Research Suggestions: Prime Number Distribution

[Nebula]

I have been doing some research concerning the prime number distribution, and basically have come to a point in which I'm not sure what direction to take. I'll breifly explain my work in hopes that someone may have some suggestions, or some conjectures which may spark new directions.

My work has mainly been a statistical analysis of the distribution and the corresponding prime gaps. A prime gap is the difference between to consecutive primes. Now what I have done so far is to compute the average prime gap over certain intervals. For instance a have computed the average prime gap for the frst thousand primes, the second thousand primes and so on. Now we have a sampling distribution of means, and so we can linearly regress the means to form an equation. Also from the data we can compute confidence intervals about the slope of our linear regression line. Now it just so happens that the confidence interval includes zero, so we cannot rule out the possibility that there is no relation, a slope of zero. It would appear that the average value for prime gaps taken in samples of one thousand progress in linear fashion. But who is to say that this does not exhibit an exponetial trend somewhere down the number line when prime numbers become increasingly sparse. Another thing to consider is the fact that I'm dealing with an infinite population, which obviously makes things a bit difficult.

What I'm looking for is perhaps a new direction. Maybe there is somthing I over looked, or a new relationship I can explore, maybe somthing analytical or somthing to help solidify arguements. If you have any questions please ask, and any ideas, suggestions or comments would be appreaciated. Thanks.

 

[matt grime]

The distibution of the primes is well known to be related to the RIemann Zeta function, and there is some indication mathematical physics (random matrix theory) might shed some light on it.

Of course you must be aware that given any number n there is sequence of n-1 consecutive composite numbers, n!+2, n!+3,... hence if you're conjecture is true about long term trends, then it would have to take this into account, which might say something about the distribution of primes either side of this range. There is of course a well known upper bound on the difference between two primes, with several improvements, how do they relate to your conjecture?

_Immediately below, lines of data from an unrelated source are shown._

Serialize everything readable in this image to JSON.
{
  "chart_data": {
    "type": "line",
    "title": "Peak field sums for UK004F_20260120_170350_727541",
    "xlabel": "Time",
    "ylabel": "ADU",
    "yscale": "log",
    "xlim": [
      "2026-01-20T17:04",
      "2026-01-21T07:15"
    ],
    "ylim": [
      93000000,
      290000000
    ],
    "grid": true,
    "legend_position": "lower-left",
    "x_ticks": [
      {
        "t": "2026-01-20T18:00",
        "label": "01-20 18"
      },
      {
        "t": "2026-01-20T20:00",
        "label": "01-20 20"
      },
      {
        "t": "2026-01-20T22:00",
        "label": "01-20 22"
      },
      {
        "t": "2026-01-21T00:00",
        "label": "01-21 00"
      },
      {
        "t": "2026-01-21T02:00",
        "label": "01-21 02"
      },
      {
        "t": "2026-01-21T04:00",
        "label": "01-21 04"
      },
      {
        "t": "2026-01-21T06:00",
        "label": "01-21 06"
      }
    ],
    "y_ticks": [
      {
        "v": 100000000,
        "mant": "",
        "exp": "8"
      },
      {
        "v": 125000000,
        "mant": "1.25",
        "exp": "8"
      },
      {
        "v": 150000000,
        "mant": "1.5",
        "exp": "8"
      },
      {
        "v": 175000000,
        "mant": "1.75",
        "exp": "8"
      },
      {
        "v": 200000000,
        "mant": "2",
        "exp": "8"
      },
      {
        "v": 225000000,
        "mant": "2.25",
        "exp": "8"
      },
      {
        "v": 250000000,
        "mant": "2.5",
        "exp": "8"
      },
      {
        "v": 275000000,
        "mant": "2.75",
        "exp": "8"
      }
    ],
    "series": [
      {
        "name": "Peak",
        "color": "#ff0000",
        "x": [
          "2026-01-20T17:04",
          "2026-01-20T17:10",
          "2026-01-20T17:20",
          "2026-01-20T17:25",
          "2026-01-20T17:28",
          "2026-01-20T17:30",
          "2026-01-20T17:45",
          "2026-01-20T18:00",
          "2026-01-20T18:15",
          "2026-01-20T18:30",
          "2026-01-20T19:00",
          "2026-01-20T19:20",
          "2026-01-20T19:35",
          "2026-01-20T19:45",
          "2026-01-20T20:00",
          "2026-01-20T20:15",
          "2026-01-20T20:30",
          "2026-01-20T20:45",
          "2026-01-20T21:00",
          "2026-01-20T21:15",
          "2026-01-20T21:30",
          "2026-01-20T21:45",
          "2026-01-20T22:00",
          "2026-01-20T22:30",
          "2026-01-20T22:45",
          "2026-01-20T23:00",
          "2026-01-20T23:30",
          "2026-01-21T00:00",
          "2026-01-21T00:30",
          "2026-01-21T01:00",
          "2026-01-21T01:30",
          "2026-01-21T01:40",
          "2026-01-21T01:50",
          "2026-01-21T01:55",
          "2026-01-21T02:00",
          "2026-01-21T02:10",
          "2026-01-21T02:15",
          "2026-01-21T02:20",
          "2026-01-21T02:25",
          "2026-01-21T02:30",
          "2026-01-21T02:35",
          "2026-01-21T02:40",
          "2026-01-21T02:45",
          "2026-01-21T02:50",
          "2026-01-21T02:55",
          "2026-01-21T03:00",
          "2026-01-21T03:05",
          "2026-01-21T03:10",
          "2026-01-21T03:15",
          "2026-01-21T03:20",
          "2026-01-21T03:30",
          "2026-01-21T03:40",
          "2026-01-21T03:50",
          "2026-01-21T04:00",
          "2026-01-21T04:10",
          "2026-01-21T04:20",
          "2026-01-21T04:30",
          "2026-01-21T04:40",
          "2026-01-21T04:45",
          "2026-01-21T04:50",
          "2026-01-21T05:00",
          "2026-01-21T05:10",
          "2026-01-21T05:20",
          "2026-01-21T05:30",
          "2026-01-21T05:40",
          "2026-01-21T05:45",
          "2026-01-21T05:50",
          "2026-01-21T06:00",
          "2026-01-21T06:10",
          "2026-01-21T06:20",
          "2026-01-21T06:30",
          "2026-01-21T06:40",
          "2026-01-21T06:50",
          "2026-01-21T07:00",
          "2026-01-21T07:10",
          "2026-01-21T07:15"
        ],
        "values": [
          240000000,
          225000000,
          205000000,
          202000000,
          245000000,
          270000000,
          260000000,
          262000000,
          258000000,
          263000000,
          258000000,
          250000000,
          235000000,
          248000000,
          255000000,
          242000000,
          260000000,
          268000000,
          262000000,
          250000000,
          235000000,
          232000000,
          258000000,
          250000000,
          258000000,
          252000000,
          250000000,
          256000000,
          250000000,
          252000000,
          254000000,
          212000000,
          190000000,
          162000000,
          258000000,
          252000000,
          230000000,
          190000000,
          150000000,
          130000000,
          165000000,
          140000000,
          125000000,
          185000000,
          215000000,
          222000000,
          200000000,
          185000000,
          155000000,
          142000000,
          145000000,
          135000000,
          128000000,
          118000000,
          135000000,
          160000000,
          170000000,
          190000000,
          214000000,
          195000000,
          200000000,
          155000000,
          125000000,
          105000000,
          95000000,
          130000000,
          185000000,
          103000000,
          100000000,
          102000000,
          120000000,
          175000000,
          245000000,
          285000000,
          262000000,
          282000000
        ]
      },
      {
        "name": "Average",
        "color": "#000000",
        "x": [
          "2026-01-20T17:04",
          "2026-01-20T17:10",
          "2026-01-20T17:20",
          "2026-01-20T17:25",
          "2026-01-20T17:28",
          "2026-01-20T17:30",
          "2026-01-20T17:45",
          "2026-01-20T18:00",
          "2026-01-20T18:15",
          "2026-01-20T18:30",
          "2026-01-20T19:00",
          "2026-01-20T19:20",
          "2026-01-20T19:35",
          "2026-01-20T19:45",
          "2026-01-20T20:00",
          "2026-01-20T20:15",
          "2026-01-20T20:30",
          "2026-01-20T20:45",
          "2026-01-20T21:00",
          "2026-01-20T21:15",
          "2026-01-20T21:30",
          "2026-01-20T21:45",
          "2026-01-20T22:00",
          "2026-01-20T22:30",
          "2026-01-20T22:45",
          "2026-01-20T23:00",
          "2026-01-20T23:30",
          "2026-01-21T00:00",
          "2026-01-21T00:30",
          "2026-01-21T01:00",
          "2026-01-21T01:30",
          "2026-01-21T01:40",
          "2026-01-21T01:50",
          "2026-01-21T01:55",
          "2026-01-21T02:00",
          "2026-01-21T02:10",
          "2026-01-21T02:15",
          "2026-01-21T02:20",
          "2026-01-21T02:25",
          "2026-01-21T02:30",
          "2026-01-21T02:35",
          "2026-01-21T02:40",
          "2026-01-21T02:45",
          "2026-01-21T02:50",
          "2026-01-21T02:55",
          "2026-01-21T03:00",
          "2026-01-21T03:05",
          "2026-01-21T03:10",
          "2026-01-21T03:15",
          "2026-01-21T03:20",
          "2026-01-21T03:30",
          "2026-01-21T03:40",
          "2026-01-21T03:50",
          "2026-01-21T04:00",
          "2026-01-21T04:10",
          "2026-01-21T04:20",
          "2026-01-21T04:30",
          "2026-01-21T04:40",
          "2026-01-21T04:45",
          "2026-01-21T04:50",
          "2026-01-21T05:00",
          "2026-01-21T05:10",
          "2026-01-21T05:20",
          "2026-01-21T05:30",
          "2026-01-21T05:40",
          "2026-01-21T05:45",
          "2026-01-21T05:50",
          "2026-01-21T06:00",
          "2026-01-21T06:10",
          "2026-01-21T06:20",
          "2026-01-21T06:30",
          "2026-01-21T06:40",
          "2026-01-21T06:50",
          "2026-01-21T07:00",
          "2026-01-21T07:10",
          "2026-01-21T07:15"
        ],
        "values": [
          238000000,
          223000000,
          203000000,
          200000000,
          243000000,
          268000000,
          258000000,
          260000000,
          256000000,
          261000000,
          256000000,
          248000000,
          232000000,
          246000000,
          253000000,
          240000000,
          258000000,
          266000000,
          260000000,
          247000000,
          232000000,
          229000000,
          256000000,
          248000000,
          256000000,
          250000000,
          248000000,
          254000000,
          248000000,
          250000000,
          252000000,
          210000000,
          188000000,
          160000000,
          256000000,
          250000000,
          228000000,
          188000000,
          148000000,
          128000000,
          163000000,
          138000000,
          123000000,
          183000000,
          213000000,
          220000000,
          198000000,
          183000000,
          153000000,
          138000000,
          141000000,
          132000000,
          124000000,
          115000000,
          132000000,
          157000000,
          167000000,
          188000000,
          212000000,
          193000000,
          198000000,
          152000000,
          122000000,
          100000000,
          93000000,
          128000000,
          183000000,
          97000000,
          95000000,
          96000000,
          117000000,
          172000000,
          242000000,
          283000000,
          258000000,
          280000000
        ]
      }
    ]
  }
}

For instance, for every n greater than1 there is a prime between n and 2n, so exponential is the worst growth possible for the average gaps. This is Bertrand's Postulate; there are better results, probably by Erdos

 

[tacman]

One potential direction you could take with your research on prime number distribution is to explore the relationship between prime numbers and other mathematical concepts. For example, you could investigate the relationship between prime numbers and the Fibonacci sequence or the Golden Ratio. You could also look at the distribution of prime numbers in different number systems, such as binary or hexadecimal. Additionally, you could analyze the distribution of prime numbers in different mathematical structures, such as graphs or matrices. These approaches may provide new insights and potentially uncover patterns or relationships that could help explain the distribution of prime numbers. It may also be worth considering consulting with other mathematicians or attending conferences to discuss your research and gather new ideas and perspectives. Overall, the key is to continue exploring different avenues and considering different perspectives in order to gain a deeper understanding of prime number distribution. Good luck with your research!